There was a breaking story today about the police officer in NY who was fired when she tried to get her partner to release a choke-hold on a black suspect in handcuffs. Her attempt to interfere cost her her job, and she had to sue in order to get her pension.

In fact, lower courts had sided with the police department in denying it. Today, 15 years later, the supreme court ruled in her favor.

So, she tried to stop her white, male partner from choking a handcuffed black person, and got fired for it. And the department was so adamant that she had to take it all the way to the state supreme court.

Now, is she a good cop? Or a bad cop?

I suggest she is a good cop. And she got fired as a result.
 
I assure you, if a non-cop did a whoopsie and accidentally shot someone dead, it would not take multiple days for an arrest warrant.....
Ahem... Zimmerman was a non-cop. It took a public outcry before he was arrested.

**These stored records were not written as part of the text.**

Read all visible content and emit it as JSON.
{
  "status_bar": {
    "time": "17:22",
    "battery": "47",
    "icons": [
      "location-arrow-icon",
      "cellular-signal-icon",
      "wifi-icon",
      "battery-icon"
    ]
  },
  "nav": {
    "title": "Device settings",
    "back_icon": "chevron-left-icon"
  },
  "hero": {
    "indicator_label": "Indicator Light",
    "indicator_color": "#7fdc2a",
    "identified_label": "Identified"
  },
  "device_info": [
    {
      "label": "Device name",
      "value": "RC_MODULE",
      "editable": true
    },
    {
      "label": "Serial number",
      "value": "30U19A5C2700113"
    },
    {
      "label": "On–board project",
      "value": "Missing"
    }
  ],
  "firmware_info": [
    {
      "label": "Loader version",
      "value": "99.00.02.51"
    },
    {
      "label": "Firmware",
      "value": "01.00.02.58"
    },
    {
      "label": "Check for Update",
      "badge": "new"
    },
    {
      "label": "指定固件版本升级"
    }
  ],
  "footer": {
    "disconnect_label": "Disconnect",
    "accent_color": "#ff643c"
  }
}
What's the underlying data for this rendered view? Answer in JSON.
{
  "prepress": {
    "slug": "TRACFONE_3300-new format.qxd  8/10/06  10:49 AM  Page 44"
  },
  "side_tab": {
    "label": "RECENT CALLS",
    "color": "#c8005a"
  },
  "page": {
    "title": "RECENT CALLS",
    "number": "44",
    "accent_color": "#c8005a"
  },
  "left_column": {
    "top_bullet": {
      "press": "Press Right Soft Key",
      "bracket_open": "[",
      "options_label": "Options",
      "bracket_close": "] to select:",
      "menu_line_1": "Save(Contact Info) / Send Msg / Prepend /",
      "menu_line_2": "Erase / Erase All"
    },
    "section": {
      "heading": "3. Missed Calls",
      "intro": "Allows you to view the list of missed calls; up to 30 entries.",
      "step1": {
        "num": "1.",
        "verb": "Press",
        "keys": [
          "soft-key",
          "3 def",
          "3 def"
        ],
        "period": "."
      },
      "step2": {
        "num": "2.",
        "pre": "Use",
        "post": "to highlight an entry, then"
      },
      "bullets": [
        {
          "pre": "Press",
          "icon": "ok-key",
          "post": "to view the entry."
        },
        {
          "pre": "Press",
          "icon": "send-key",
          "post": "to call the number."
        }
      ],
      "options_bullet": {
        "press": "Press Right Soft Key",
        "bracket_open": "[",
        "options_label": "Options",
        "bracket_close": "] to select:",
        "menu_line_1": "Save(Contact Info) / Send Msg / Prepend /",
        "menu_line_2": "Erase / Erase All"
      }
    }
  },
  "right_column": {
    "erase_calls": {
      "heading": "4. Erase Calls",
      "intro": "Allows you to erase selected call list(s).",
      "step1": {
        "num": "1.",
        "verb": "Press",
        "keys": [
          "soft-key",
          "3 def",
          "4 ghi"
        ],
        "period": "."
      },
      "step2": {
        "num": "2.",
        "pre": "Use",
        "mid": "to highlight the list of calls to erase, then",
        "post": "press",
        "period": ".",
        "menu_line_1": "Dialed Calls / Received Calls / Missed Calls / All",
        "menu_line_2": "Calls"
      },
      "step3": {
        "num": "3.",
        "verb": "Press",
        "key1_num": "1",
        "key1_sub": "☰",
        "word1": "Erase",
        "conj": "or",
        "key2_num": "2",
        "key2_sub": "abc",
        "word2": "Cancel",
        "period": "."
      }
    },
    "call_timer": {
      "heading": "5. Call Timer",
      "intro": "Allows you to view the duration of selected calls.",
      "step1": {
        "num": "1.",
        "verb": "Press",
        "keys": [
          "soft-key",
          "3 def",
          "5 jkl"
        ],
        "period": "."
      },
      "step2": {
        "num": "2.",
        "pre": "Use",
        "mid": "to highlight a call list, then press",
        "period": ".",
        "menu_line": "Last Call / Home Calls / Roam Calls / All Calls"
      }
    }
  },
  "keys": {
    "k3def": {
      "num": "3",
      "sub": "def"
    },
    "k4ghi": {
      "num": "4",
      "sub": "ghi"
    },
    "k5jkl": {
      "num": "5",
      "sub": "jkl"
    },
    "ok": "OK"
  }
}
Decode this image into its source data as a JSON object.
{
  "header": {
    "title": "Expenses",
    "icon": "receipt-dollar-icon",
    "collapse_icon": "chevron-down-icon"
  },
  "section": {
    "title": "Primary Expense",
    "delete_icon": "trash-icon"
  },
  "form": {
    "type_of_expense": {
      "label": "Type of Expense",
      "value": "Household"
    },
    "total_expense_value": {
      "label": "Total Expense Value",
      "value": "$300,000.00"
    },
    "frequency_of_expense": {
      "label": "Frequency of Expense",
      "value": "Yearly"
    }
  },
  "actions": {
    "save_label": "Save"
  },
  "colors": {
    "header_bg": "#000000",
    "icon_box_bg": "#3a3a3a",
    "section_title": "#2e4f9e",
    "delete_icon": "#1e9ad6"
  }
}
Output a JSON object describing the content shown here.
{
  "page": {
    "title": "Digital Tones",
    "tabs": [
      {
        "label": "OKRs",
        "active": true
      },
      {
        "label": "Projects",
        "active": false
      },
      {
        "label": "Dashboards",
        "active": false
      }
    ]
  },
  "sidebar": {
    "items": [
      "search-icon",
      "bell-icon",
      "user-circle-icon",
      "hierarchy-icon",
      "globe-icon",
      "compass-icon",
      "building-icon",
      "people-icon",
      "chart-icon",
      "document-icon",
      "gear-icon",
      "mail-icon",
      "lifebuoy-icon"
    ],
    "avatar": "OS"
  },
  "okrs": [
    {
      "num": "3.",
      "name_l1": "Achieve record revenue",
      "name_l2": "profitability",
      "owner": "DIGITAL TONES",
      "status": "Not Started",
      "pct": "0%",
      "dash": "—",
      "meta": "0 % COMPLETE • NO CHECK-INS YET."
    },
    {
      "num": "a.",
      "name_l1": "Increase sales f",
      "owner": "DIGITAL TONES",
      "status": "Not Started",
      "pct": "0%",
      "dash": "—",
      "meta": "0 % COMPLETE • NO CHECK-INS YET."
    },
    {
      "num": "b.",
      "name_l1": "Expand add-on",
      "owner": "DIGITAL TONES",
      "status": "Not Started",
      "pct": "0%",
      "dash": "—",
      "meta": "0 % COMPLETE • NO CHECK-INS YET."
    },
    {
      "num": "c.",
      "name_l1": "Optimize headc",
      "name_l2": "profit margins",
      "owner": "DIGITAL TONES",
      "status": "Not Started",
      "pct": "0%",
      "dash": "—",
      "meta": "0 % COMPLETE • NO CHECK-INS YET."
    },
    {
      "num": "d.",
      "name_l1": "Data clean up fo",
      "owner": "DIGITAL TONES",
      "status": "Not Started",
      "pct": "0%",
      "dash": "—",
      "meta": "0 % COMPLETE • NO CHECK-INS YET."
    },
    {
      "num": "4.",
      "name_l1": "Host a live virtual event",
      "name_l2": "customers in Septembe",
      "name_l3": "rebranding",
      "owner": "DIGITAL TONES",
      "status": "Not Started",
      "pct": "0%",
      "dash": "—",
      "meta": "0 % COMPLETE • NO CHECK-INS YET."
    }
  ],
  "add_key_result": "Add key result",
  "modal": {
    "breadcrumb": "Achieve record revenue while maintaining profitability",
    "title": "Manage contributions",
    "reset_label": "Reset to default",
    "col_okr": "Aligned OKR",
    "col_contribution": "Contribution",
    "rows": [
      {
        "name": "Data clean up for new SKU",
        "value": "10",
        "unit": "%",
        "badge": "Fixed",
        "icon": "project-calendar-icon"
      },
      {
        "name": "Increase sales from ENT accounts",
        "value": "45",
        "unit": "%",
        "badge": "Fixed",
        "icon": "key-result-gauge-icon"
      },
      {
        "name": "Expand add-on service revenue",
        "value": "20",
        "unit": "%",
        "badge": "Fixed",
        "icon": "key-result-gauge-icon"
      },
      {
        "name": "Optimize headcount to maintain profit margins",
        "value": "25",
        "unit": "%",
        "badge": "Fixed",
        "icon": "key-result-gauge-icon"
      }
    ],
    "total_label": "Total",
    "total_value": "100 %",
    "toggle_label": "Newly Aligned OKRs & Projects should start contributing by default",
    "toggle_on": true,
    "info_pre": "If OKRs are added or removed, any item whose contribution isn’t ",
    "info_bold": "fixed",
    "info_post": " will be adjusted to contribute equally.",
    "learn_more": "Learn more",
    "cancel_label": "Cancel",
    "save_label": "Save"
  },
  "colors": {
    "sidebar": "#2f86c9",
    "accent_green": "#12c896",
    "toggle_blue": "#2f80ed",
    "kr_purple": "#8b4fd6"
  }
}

I don't think the charges were that slow in coming in the not-taser case.
 
There was a breaking story today about the police officer in NY who was fired when she tried to get her partner to release a choke-hold on a black suspect in handcuffs. Her attempt to interfere cost her her job, and she had to sue in order to get her pension.

In fact, lower courts had sided with the police department in denying it. Today, 15 years later, the supreme court ruled in her favor.
....

Details here.
https://www.msn.com/en-us/news/crim...e-s-chokehold-citing-george-floyd/ar-BB1fEzuX
 
Lots of screaming in Trumpland because the cop is being charged in thw Wright shooting,but the cop who shot the women in the Capitol Insurrection is not being charged. They have the chutzpah to claim that blacks are being given favorable treatment in our justice system.. The mind boggles at the idiotcy.
Needless to say, lots of racism and references to Minneapolis as Mpgadishu West. Not every trying to hide the racsim.